Dernièrement, la réputation de la marque, semble être un point central pour tous ceux qui sont impliqués dans le Web et les médias sociaux en particulier. Quelqu’un avec un peu de retard essaye de se lancer pour la premier fois, mais semble enfin un concept clair… ou peut-être pas.
Beaucoup des professionnelles associent le mot Social Media Marketing à la réputation de la marque, presque comme quelque chose d’automatique et séquentielle, plus dans une optique social media optimization, que réellement stratégique. Ce qui de fois nous nous échappe, c’est que la réputation ne provient pas des médias, et encore moins des média sociaux, la réputation vient de notre comportement.
Chaque zone de conversation est un outil pour créer notre réputation, qui nous donne la possibilité de négocier la perception de nos actions et des nos message avec les usagers. Penser à l’ e-réputation comme une conséquence des technologiques et pas stratégiques, risque de nous faire glisser vers un « socialmedia-washing » (si je peu utiliser le mot qui rappelle le green washing): s’engager dans les média sociaux parce qu’on m’avait dit que c’est bon pour ma réputation de marque, mais c’est un échec.
Créer une personnalité de marque positive, cela signifie tout d’abord, travaillant sur le produit et sa qualité et non moins dans le storytelling, qui peut être émotionnel ou fondée sur de la valeur ajoutée qu’elles peu apporter à notre collectivité. C’est un des motif qui donnent la possibilité à de nombreuses marques de luxe d’attirer beaucoup de fan sur Facebook et des conversations qualitativement supérieure. C’est probablement par ce que Toyota grâce à sa réputation de produit de qualité, apres un événement négatif récente a au l’ occasion de transformer les fans déçus en des ambassadeur de la marque (72% des utilisateurs estiment que la marque japonaise a été très active pour diffuse et admettre l’erreur ).

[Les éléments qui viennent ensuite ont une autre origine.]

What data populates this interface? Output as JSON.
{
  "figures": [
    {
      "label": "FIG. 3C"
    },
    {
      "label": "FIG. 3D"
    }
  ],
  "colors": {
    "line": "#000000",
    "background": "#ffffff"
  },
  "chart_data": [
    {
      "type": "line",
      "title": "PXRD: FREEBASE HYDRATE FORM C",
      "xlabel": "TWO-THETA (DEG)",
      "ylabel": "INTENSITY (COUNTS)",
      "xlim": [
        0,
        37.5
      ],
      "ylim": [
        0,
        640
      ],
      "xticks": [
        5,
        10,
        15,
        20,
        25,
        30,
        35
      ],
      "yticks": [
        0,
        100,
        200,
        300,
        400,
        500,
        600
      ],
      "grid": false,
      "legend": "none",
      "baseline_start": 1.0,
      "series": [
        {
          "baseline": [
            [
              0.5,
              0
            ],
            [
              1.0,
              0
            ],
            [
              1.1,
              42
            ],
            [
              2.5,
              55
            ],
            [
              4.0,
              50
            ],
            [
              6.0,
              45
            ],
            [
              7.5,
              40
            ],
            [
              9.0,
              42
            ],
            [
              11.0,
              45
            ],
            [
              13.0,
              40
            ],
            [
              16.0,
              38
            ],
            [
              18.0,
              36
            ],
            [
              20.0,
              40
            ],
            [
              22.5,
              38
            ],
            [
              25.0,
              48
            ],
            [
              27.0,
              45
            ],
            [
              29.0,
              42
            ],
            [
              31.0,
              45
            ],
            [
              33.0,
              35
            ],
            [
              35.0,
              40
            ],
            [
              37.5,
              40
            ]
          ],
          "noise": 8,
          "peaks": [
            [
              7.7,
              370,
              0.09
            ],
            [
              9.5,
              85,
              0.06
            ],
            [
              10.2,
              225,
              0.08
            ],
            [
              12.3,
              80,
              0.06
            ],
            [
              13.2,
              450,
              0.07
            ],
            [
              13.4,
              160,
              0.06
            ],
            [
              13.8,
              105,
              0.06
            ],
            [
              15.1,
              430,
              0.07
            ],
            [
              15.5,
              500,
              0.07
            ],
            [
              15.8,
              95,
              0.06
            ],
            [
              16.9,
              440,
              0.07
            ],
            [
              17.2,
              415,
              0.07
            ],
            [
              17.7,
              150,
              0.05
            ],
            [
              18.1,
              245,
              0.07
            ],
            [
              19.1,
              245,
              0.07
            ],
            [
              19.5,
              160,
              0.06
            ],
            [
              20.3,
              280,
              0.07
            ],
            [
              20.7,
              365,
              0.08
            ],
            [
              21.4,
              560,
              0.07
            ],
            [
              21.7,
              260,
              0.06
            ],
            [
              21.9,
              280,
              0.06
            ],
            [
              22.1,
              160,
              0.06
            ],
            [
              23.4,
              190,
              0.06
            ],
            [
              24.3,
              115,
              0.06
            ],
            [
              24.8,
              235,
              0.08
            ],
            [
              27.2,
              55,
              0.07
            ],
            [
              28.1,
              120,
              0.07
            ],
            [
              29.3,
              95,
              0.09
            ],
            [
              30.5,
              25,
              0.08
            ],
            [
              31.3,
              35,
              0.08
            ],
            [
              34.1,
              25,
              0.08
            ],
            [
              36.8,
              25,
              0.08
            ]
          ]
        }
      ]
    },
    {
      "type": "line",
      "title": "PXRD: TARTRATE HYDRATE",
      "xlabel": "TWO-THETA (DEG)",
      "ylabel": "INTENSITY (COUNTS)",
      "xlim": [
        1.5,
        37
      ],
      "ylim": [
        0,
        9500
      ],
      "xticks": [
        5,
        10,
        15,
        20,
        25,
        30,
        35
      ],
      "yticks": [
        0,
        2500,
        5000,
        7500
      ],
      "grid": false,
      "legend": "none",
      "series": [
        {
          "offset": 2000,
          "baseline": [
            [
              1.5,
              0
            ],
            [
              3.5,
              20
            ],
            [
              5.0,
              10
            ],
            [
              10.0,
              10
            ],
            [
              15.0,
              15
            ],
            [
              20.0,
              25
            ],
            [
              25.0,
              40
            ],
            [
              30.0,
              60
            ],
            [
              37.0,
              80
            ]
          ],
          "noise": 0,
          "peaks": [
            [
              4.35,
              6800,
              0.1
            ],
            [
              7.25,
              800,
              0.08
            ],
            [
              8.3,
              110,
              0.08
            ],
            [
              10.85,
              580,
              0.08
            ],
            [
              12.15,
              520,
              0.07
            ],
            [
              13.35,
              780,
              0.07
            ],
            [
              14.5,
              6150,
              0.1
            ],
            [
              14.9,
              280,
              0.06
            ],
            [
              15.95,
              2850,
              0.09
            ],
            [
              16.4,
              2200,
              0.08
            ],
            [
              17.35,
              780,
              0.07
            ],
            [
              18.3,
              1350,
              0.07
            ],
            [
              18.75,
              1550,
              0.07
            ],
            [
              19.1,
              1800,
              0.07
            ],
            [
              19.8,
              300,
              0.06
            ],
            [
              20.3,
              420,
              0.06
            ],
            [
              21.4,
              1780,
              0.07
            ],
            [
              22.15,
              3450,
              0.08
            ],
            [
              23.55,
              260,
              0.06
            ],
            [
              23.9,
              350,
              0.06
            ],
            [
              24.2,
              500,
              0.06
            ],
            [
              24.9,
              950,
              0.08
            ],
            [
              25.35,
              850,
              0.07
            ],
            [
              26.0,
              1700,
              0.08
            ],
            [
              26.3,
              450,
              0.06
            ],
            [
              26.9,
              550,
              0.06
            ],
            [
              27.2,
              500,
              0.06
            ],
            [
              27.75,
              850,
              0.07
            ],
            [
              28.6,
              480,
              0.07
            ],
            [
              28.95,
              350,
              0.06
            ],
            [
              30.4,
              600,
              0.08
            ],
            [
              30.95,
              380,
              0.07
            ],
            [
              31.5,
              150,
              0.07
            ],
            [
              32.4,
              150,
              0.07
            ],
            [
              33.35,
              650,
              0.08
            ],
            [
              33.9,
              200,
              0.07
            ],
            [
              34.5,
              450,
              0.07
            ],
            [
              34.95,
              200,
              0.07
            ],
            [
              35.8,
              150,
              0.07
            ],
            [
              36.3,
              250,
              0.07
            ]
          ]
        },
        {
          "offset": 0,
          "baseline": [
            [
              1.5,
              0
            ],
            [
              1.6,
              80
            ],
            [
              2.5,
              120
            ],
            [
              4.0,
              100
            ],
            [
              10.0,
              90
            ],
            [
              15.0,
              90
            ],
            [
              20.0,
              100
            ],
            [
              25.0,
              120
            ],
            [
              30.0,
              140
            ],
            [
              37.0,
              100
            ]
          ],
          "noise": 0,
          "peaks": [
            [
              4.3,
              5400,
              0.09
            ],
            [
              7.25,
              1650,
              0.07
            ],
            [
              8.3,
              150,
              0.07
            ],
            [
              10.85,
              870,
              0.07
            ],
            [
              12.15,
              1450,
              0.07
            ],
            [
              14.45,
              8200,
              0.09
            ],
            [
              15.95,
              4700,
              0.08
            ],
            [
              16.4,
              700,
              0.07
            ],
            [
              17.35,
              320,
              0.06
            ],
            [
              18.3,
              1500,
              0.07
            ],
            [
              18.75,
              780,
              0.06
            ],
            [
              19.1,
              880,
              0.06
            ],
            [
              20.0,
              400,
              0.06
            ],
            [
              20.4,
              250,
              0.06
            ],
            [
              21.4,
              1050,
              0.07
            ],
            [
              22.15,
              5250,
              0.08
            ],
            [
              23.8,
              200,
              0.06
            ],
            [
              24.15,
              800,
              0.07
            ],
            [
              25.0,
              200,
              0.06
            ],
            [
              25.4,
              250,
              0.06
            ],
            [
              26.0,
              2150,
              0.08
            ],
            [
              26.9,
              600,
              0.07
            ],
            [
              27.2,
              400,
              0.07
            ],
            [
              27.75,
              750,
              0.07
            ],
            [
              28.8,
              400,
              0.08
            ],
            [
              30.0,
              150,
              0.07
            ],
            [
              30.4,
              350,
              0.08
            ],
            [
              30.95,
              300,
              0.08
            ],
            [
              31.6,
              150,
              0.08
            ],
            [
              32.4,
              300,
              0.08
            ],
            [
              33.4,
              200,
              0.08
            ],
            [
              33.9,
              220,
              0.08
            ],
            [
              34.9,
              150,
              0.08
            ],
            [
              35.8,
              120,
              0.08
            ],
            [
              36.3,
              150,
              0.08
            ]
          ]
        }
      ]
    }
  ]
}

Une recherche intéressante sur les tendances actuelles liées aux utilisateurs de médias sociaux et l’utilisation que effectivement nous faisons des technologies sociales. Et ce que nous proposons est réellement en ligne avec les besoins et utilisation qui nous faisons effectivement des différentes social média?
Même si nous ne faisons que évangéliser les micro-blogging, les forums sont toujours parmi les principaux points de discussion. Cependant, Twitter, Friendfeed et autres services en temps réel d’accroître leur pénétration du marché.
Quel technologies repondens au mieux aux besoins des utilisateurs?
85% des utilisateurs font une recherche sur le web pour obtenir plus d’informations sur un produit spécifique, tandis que 49% utilisent le Web pour chercher des recommandations spécifiques.
L’influence digitale des marques se joue sur plusieurs fronts online, offline et via mobile. Le plus grand impact provient de contacts de «qualité» dans les réseaux sociaux, ou via les auteurs des blogs que nous lisient souvent, tandis que le micro-blogging ont une plus grande influence dans les conversations des âgés entre 16 et 24 an.
Et en France? L’influence ce jeu sur le besoins des usagers de trouver des info sur service et produits, rester en contact avec les amis, l’entertainment et rester up-to-date with news and events.
Forrester a publié et mis à jour le Social Thecnogrphics, un plan visuel qui peut analyser le profil et les habitudes des utilisateurs, ce qui fais d’Internet un environnement social.
Si l’on compare cette nouvelle version avec celle du 2009, nous nous rendons compte comment les utilisateurs actifs sont fortement augmenté, ce qu’on appelle les «créateurs» (de 13% à 24%), sont également augmenté les «critiques» (de 19% à 37%) qui ont une influence importante sur la conversation au sujet des produits et services. Merci à une augmentation des utilisateurs du web et une plus grande évangélisation des blogs et des réseaux sociaux, ont augmenté la «joiners», ceux qui lisent les blogs et les forums et des vidéo en ligne, mas sans créer du contenu. Tout ce la, au détriment de personnes «inactives».
L’utilisation croissante des outils de microblogging comme Twitter et FriendFeed, a conduit à l’ajout d’une nouvelle catégorie:
Conversationalist: positionné sur l’échelle juste en dessous des «créateurs» sont ceux qui mettent à jour (au moins une fois par semaine) ‘s profil sur Twitter ou Facebook en particulier.
Cette mise à jour démontre comment les utilisateurs microblogging sont en augmentation, quel que soit le nombre de blogueurs.
Je ne suis pas totalement d’accord que d’être un « conversationalist » soit une action plus difficile dans l’ampleur du rôle des «critiques», mais encore il ne s’agit pas d’une segmentation stricte.
Nous devons réfléchir pour savoir si notre produit mai trouver un terrain fertile pour activer une conversation active avec des personnes, qui auront la possibilité d’influencer, pour le meilleur ou pour le pire, la réputation de notre marque.